In any case, I imagine that this is the end of the road for The Inn at Afton as an operating property. Considering that the other businesses in this area gradually closed in the 1990s and 2000s, and that The Inn at Afton itself was then slowly being abandoned while still operating, this is the logical conclusion. In other words, I don’t believe a word of that “Will reopen at at later time!” line. They’re done. Back in 1998, according to C-Ville Weekly, the Howard Johnson’s, down the hill from The Inn at Afton, never reopened due to a lack of workers when it was time to reopen for the season. In the same article about the closing, it indicates that owner Phil Dulaney planned to reopen:
Dulaney doesn’t plan to let Hojo’s – which has been on Afton since the 1940s – go gently into that good night. Dulaney, who has a soft spot himself for Hojo’s clam chowder and chocolate milkshakes, predicts that the restaurant will be up and running in the next few weeks. So while you can stop shivering, Chilly, you still might have to wait a bit longer for those nostalgia-inducing buttered franks.

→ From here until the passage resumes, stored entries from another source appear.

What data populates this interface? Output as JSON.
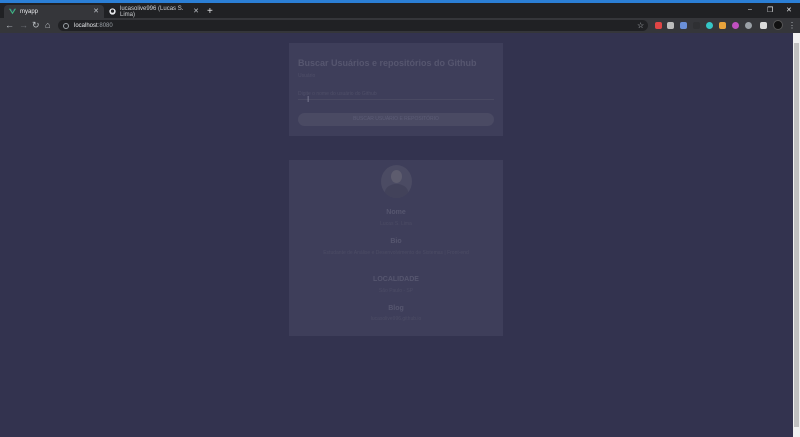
{
  "browser": {
    "tabs": [
      {
        "title": "myapp",
        "active": true
      },
      {
        "title": "lucasolive996 (Lucas S. Lima)",
        "active": false
      }
    ],
    "url_host": "localhost",
    "url_port": ":8080",
    "new_tab_label": "+",
    "tab_close": "✕",
    "window_controls": {
      "minimize": "–",
      "maximize": "❐",
      "close": "✕"
    },
    "nav": {
      "back": "←",
      "forward": "→",
      "reload": "↻",
      "home": "⌂"
    },
    "star": "☆",
    "kebab": "⋮",
    "accent": "#2b7fd6"
  },
  "search_card": {
    "title": "Buscar Usuários e repositórios do Github",
    "subtitle": "Usuário",
    "input_placeholder": "Digite o nome do usuário do Github",
    "button_label": "BUSCAR USUÁRIO E REPOSITÓRIO",
    "cursor": "I"
  },
  "profile_card": {
    "sections": [
      {
        "title": "Nome",
        "text": "Lucas S. Lima"
      },
      {
        "title": "Bio",
        "text": "Estudante de Análise e Desenvolvimento de Sistemas | Front-end"
      },
      {
        "title": "LOCALIDADE",
        "text": "São Paulo - SP"
      },
      {
        "title": "Blog",
        "text": "lucasolive996.github.io"
      }
    ]
  },
  "colors": {
    "page_background": "#33334f",
    "card_background": "#3e3e5a"
  }
}
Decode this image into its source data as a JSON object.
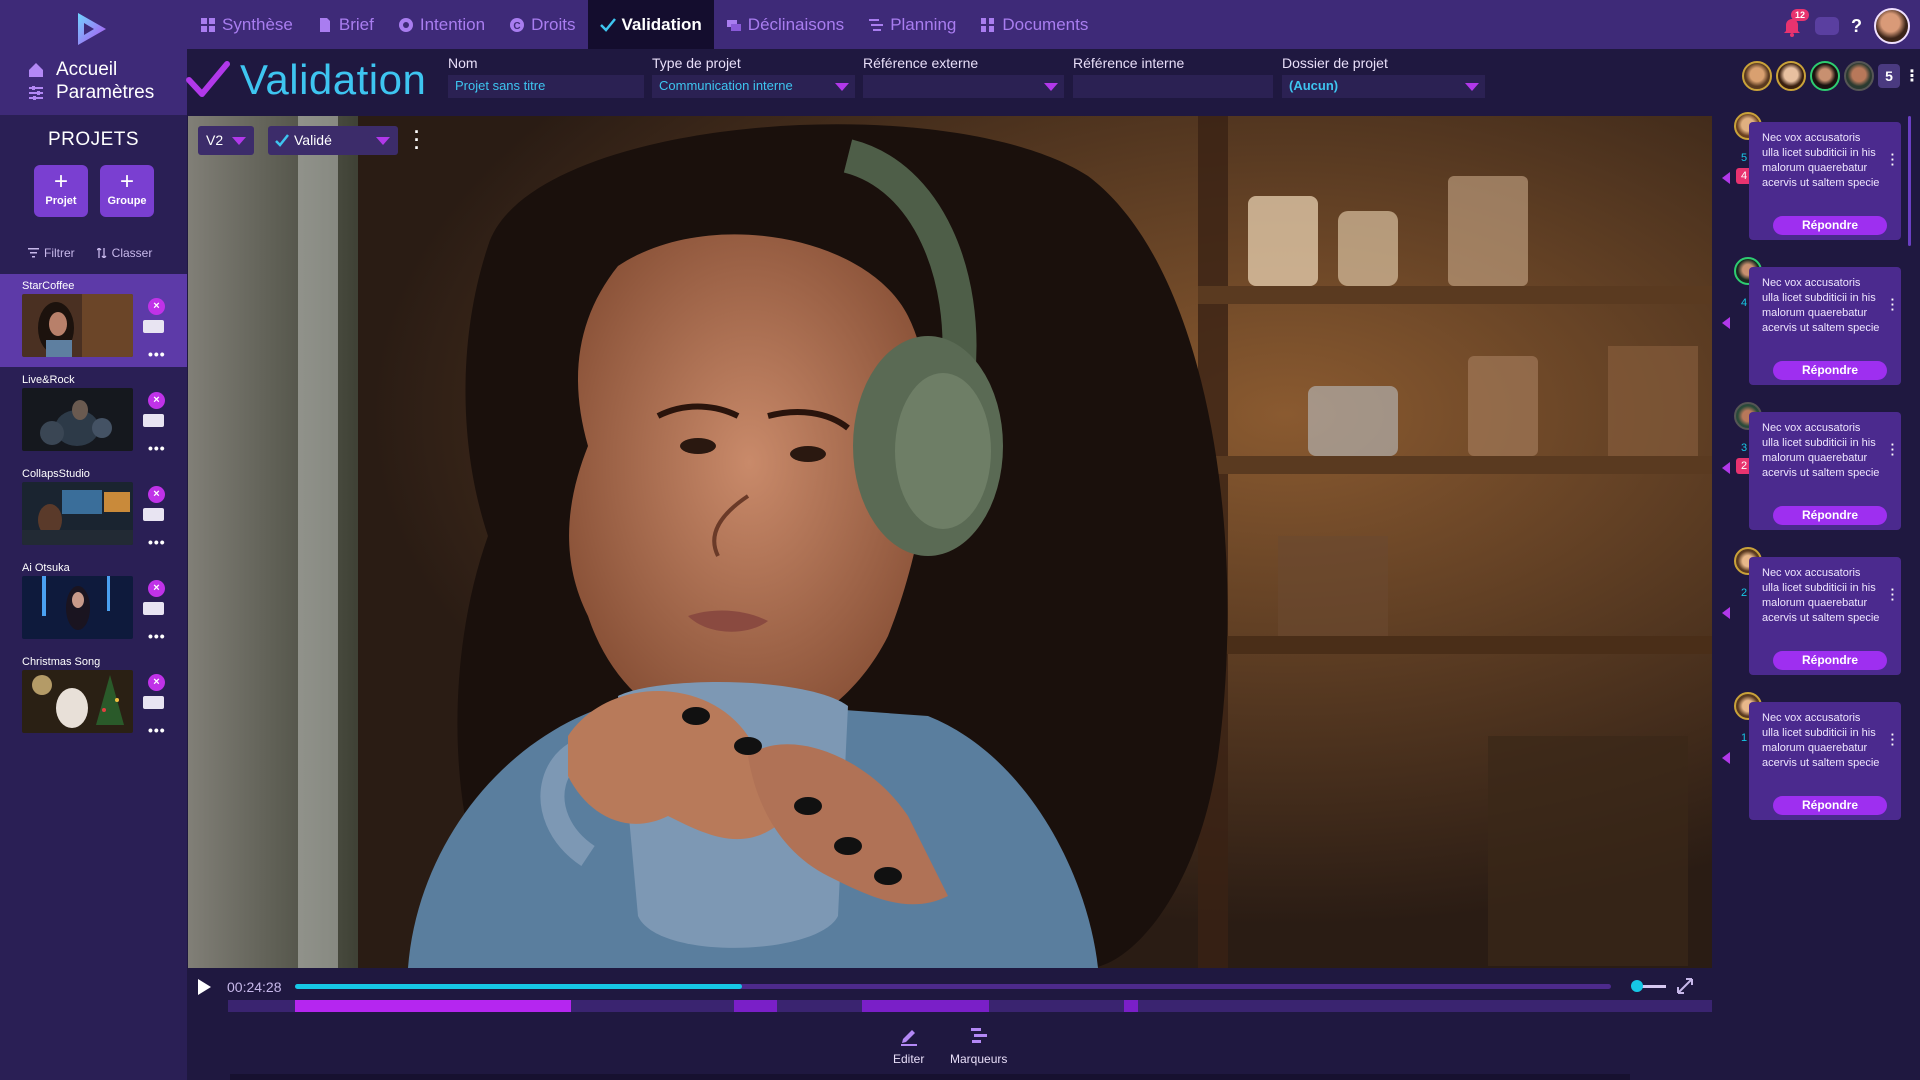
{
  "nav": {
    "items": [
      {
        "label": "Synthèse",
        "icon": "grid-icon"
      },
      {
        "label": "Brief",
        "icon": "document-icon"
      },
      {
        "label": "Intention",
        "icon": "target-icon"
      },
      {
        "label": "Droits",
        "icon": "copyright-icon"
      },
      {
        "label": "Validation",
        "icon": "check-icon",
        "active": true
      },
      {
        "label": "Déclinaisons",
        "icon": "layers-icon"
      },
      {
        "label": "Planning",
        "icon": "list-icon"
      },
      {
        "label": "Documents",
        "icon": "folders-icon"
      }
    ],
    "notification_count": "12"
  },
  "sidebar": {
    "home_label": "Accueil",
    "settings_label": "Paramètres",
    "projects_title": "PROJETS",
    "new_project_label": "Projet",
    "new_group_label": "Groupe",
    "filter_label": "Filtrer",
    "sort_label": "Classer",
    "projects": [
      {
        "name": "StarCoffee",
        "selected": true
      },
      {
        "name": "Live&Rock"
      },
      {
        "name": "CollapsStudio"
      },
      {
        "name": "Ai Otsuka"
      },
      {
        "name": "Christmas Song"
      }
    ]
  },
  "header": {
    "title": "Validation",
    "fields": {
      "nom": {
        "label": "Nom",
        "value": "Projet sans titre"
      },
      "type": {
        "label": "Type de projet",
        "value": "Communication interne"
      },
      "ref_ext": {
        "label": "Référence externe",
        "value": ""
      },
      "ref_int": {
        "label": "Référence interne",
        "value": ""
      },
      "dossier": {
        "label": "Dossier de projet",
        "value": "(Aucun)"
      }
    },
    "participant_count": "5"
  },
  "player": {
    "version": "V2",
    "status": "Validé",
    "timecode": "00:24:28",
    "progress": 0.34,
    "volume": 0.2,
    "markers": [
      {
        "start": 0.0,
        "end": 0.195,
        "color": "#b526f0"
      },
      {
        "start": 0.31,
        "end": 0.34,
        "color": "#7a1fc8"
      },
      {
        "start": 0.4,
        "end": 0.49,
        "color": "#7a1fc8"
      },
      {
        "start": 0.585,
        "end": 0.595,
        "color": "#7a1fc8"
      }
    ]
  },
  "tools": {
    "edit_label": "Editer",
    "markers_label": "Marqueurs"
  },
  "comments": [
    {
      "num": "5",
      "badge": "4",
      "text": "Nec vox accusatoris ulla licet subditicii in his malorum quaerebatur acervis ut saltem specie",
      "reply_label": "Répondre"
    },
    {
      "num": "4",
      "badge": "",
      "text": "Nec vox accusatoris ulla licet subditicii in his malorum quaerebatur acervis ut saltem specie",
      "reply_label": "Répondre"
    },
    {
      "num": "3",
      "badge": "2",
      "text": "Nec vox accusatoris ulla licet subditicii in his malorum quaerebatur acervis ut saltem specie",
      "reply_label": "Répondre"
    },
    {
      "num": "2",
      "badge": "",
      "text": "Nec vox accusatoris ulla licet subditicii in his malorum quaerebatur acervis ut saltem specie",
      "reply_label": "Répondre"
    },
    {
      "num": "1",
      "badge": "",
      "text": "Nec vox accusatoris ulla licet subditicii in his malorum quaerebatur acervis ut saltem specie",
      "reply_label": "Répondre"
    }
  ],
  "colors": {
    "accent": "#b138ea",
    "cyan": "#16c8e6",
    "nav_bg": "#3e2a78",
    "page_bg": "#1f1840"
  }
}
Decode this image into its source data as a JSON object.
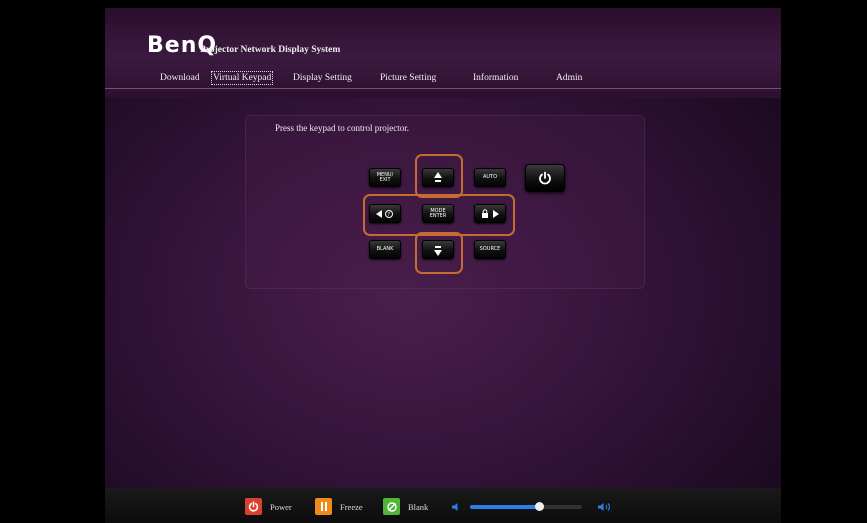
{
  "header": {
    "logo": "BenQ",
    "system_title": "Projector Network Display System"
  },
  "nav": {
    "items": [
      {
        "label": "Download"
      },
      {
        "label": "Virtual Keypad"
      },
      {
        "label": "Display Setting"
      },
      {
        "label": "Picture Setting"
      },
      {
        "label": "Information"
      },
      {
        "label": "Admin"
      }
    ],
    "active": "Virtual Keypad"
  },
  "keypad": {
    "instruction": "Press the keypad to control projector.",
    "keys": {
      "menu_exit": "MENU/\nEXIT",
      "auto": "AUTO",
      "mode_enter": "MODE\nENTER",
      "blank": "BLANK",
      "source": "SOURCE"
    },
    "icons": {
      "power": "power-icon",
      "up": "arrow-up-icon",
      "down": "arrow-down-icon",
      "left": "arrow-left-icon",
      "right": "arrow-right-icon",
      "help": "help-icon",
      "lock": "lock-icon"
    },
    "highlight_color": "#c66c32"
  },
  "footer": {
    "power_label": "Power",
    "freeze_label": "Freeze",
    "blank_label": "Blank",
    "volume_level": 0.62,
    "colors": {
      "power": "#d8412b",
      "freeze": "#f08a1d",
      "blank": "#4fb63a",
      "volume": "#2b7de9"
    }
  }
}
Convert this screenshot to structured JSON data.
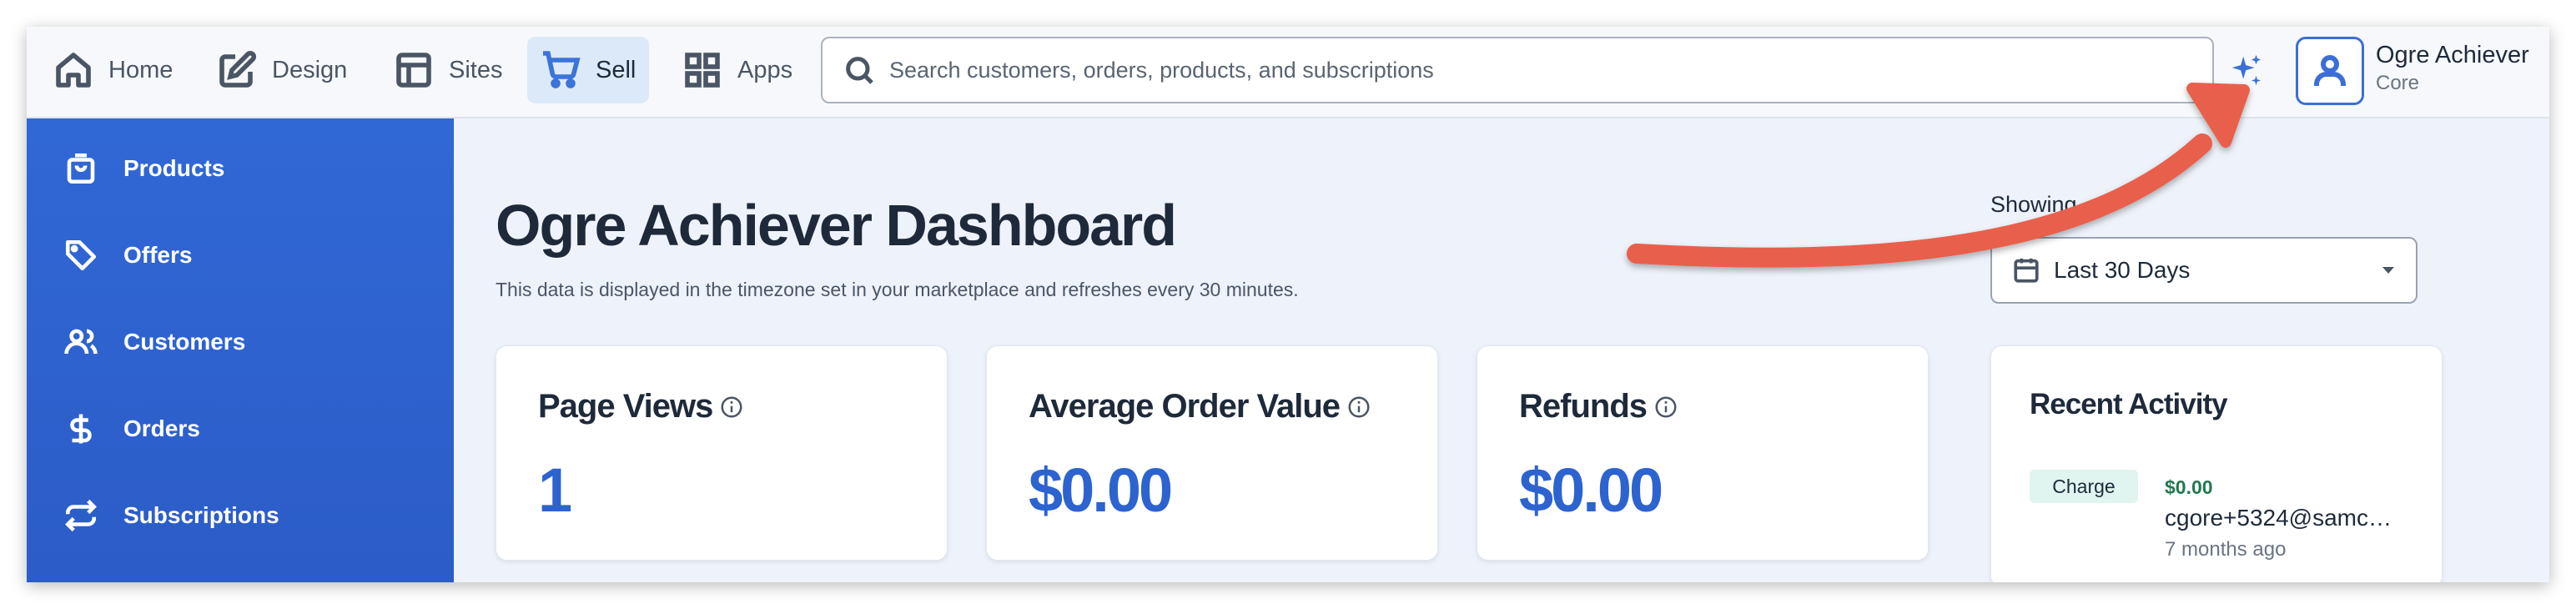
{
  "nav": {
    "items": [
      {
        "label": "Home",
        "icon": "home-icon"
      },
      {
        "label": "Design",
        "icon": "edit-icon"
      },
      {
        "label": "Sites",
        "icon": "layout-icon"
      },
      {
        "label": "Sell",
        "icon": "cart-icon",
        "active": true
      },
      {
        "label": "Apps",
        "icon": "grid-icon"
      }
    ]
  },
  "search": {
    "placeholder": "Search customers, orders, products, and subscriptions",
    "value": ""
  },
  "user": {
    "name": "Ogre Achiever",
    "plan": "Core"
  },
  "sidebar": {
    "items": [
      {
        "label": "Products",
        "icon": "bag-icon"
      },
      {
        "label": "Offers",
        "icon": "tag-icon"
      },
      {
        "label": "Customers",
        "icon": "users-icon"
      },
      {
        "label": "Orders",
        "icon": "dollar-icon"
      },
      {
        "label": "Subscriptions",
        "icon": "repeat-icon"
      }
    ]
  },
  "dashboard": {
    "title": "Ogre Achiever Dashboard",
    "subtitle": "This data is displayed in the timezone set in your marketplace and refreshes every 30 minutes.",
    "showing_label": "Showing",
    "date_range": "Last 30 Days"
  },
  "cards": [
    {
      "title": "Page Views",
      "value": "1"
    },
    {
      "title": "Average Order Value",
      "value": "$0.00"
    },
    {
      "title": "Refunds",
      "value": "$0.00"
    }
  ],
  "activity": {
    "title": "Recent Activity",
    "items": [
      {
        "badge": "Charge",
        "amount": "$0.00",
        "email": "cgore+5324@samc…",
        "time": "7 months ago"
      }
    ]
  },
  "colors": {
    "accent": "#2d63cf",
    "sidebar": "#3068d6",
    "annotation_arrow": "#e8604c",
    "positive": "#1f7a4d"
  }
}
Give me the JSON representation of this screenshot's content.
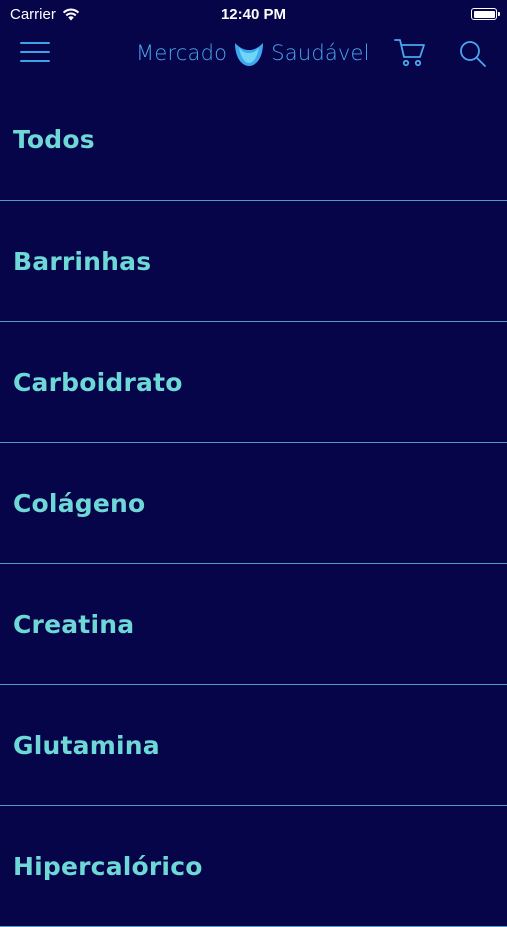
{
  "status_bar": {
    "carrier": "Carrier",
    "time": "12:40 PM"
  },
  "header": {
    "brand_left": "Mercado",
    "brand_right": "Saudável",
    "menu_icon": "hamburger-icon",
    "cart_icon": "cart-icon",
    "search_icon": "search-icon",
    "accent_color": "#4aa6ee"
  },
  "categories": [
    {
      "label": "Todos"
    },
    {
      "label": "Barrinhas"
    },
    {
      "label": "Carboidrato"
    },
    {
      "label": "Colágeno"
    },
    {
      "label": "Creatina"
    },
    {
      "label": "Glutamina"
    },
    {
      "label": "Hipercalórico"
    }
  ],
  "colors": {
    "background": "#07054a",
    "category_text": "#6ed8d6",
    "divider": "#4f9bc4"
  }
}
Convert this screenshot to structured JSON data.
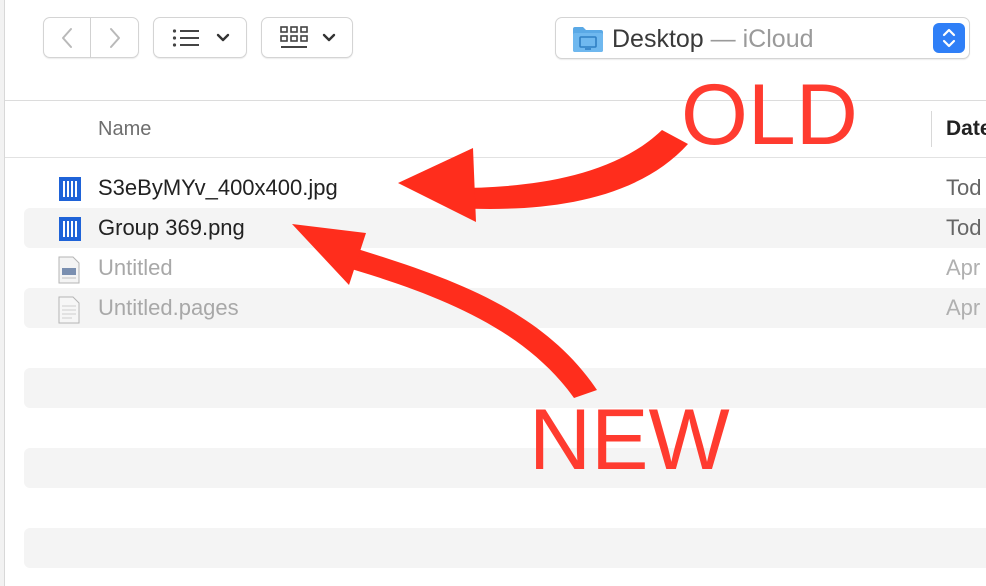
{
  "toolbar": {
    "back": "back-chevron",
    "forward": "forward-chevron",
    "view_icon": "list-view-icon",
    "group_icon": "grid-group-icon",
    "path": {
      "location": "Desktop",
      "separator": " — ",
      "cloud": "iCloud"
    }
  },
  "columns": {
    "name": "Name",
    "date": "Date"
  },
  "files": [
    {
      "name": "S3eByMYv_400x400.jpg",
      "date": "Tod",
      "icon": "image-file-icon",
      "dimmed": false
    },
    {
      "name": "Group 369.png",
      "date": "Tod",
      "icon": "image-file-icon",
      "dimmed": false
    },
    {
      "name": "Untitled",
      "date": "Apr",
      "icon": "document-preview-icon",
      "dimmed": true
    },
    {
      "name": "Untitled.pages",
      "date": "Apr",
      "icon": "pages-document-icon",
      "dimmed": true
    }
  ],
  "annotations": {
    "old": "OLD",
    "new": "NEW",
    "color": "#ff3b2f"
  },
  "colors": {
    "accent": "#2f7ff7",
    "file_icon_blue": "#1f63d8"
  }
}
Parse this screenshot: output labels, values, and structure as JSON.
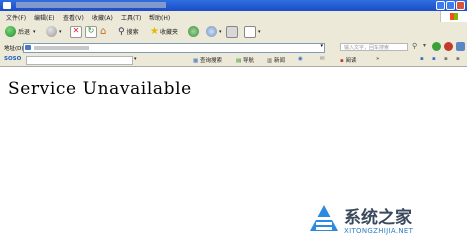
{
  "menubar": {
    "items": [
      "文件(F)",
      "编辑(E)",
      "查看(V)",
      "收藏(A)",
      "工具(T)",
      "帮助(H)"
    ]
  },
  "toolbar": {
    "back_label": "后退",
    "search_label": "搜索",
    "favorites_label": "收藏夹"
  },
  "addressbar": {
    "label": "地址(D)",
    "search_placeholder": "输入文字，回车搜索"
  },
  "linkbar": {
    "logo": "SOSO",
    "items": [
      "查询搜索",
      "导航",
      "新闻",
      "阅读"
    ]
  },
  "content": {
    "message": "Service Unavailable"
  },
  "watermark": {
    "brand": "系统之家",
    "url": "XITONGZHIJIA.NET"
  },
  "colors": {
    "titlebar": "#1b4cc8",
    "chrome": "#ece9d8",
    "watermark_blue": "#2b7ec7"
  }
}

Almost twenty years later, we’re still waiting for Phil Dulaney to find enough workers to reopen the Howard Johnson’s restaurant. Not going to happen.
So now, there are only two things remaining in this part of Afton Mountain: the Rockfish Gap Tourist Information Center, and King’s Gourmet Popcorn. Both are operated out of mobile structures by third parties. The Tourist Information Center used to live beneath a row of abandoned motel rooms until moving to the current (mobile) structure located next to The Inn at Afton. King’s Gourmet Popcorn is a food truck located in front of the former convenience store. They are apparently doing well up there, and understandably so – their popcorn was absolutely fabulous when Elyse, Melissa, and I visited on our April trip, and the place had a lot of other customers when we went by.
I also suppose that King’s Gourmet Popcorn is an indication that yes, Afton Mountain is still a viable location for commercial development. After all, it worked from the 1940s to the 1990s. No reason that it couldn’t become something functional again. I suppose the key is that the owners have to care enough to make it successful. And unfortunately, Phil Dulaney, owner of the mountain site, is all talk and no action. I suspect that Dulaney has to die and the property go to new ownership before something positive happens on the mountain site, though, and that’s kind of sad. This site has so much potential, and the views are amazing, with Waynesboro on one side, and the Piedmont on the other. There’s no reason that a new operator couldn’t build a new development up here with a modern hotel, a new tourist information center, and shops and restaurants. You just have to care enough about your business to make it happen.
In the meantime, though, I wonder how long the now-abandoned motel will continue to languish, and how long it takes for it to look as bad as the properties below it. Right now, the utilities are still connected, as the sign still lights up at night, lights were visible in the upper level corridors, and the parking lot lighting still comes on. So who knows.